The choice of the statistical context is restricted to the regular one, in the sense that all random variables which describe the variability of the inputs are supposed to be independent, essentially with the same distribution, with finite variance, hence allowing the least mean square paradigm in the field of linear models. This is the basic framework. The companion volumes consider nonlinear models, heteroscedastic models, models with dependence in the errors, etc.
This book results from our teaching, both in the University of Padova and in University Pierre and Marie Curie (Sorbonne University) in Paris. This corresponds to a one semester course in statistics or in applied mathematics.
The authors express their gratitude to their families and friends, who provided inestimable support during the completion of this work.
Giorgio CELANT, Padova
Michel BRONIATOWSKI, Paris
February 2016
This book is devoted to the construction of optimal designs for the estimation of a regression function, either in interpolation or in extrapolation. This deserves some definition.

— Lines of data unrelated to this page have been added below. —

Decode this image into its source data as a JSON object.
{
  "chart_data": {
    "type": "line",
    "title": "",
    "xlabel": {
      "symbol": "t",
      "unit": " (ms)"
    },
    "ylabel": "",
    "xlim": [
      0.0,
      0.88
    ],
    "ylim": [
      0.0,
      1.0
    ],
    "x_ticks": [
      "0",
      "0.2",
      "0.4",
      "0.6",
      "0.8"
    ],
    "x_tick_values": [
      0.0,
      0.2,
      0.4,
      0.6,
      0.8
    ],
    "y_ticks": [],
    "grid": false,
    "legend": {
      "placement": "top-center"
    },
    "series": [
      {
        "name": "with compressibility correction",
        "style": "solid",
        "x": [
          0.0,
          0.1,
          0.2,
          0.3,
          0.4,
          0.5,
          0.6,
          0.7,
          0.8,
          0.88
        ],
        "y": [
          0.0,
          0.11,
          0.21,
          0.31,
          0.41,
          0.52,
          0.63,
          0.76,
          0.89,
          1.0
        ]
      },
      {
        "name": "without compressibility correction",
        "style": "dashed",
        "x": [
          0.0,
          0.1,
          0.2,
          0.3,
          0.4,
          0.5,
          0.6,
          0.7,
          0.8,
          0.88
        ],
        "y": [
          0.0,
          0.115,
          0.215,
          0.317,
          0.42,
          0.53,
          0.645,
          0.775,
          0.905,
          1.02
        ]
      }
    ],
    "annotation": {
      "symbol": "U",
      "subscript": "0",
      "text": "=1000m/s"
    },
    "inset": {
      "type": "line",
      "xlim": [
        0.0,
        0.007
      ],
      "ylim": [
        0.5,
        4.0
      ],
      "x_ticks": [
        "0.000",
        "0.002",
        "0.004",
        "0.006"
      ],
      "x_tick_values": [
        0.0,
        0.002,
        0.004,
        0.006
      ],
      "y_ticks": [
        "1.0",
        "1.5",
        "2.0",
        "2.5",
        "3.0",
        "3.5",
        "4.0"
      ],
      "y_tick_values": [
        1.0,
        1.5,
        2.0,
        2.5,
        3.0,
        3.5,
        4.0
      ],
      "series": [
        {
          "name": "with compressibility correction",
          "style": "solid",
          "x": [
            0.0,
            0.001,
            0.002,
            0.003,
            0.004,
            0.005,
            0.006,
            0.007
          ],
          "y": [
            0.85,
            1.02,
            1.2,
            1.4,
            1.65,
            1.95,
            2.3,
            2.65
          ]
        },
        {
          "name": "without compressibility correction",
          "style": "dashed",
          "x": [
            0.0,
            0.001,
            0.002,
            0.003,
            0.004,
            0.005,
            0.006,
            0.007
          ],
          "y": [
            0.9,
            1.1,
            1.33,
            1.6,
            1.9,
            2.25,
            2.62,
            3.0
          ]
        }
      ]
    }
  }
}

We assume the following model to hold. A random variable Y(x) is observed whose expectation depends on some environment x, through a function f,
The random measurement Y (x) differs from its expectation by an additive random error term, say ε, with zero mean. We assume that the distribution of ε may depend on the environment x and that ε has a finite variance; in this book, this variance is assumed to be constant with respect to x. In our context, little is known by the experimenter: the function f is unknown, as is the distribution of the random error ε. However, in this volume the function will be assumed to belong to a known class of functions, so that no misspecification issues can occur. This choice is, therefore, not a matter of convenience, but a basic assumption.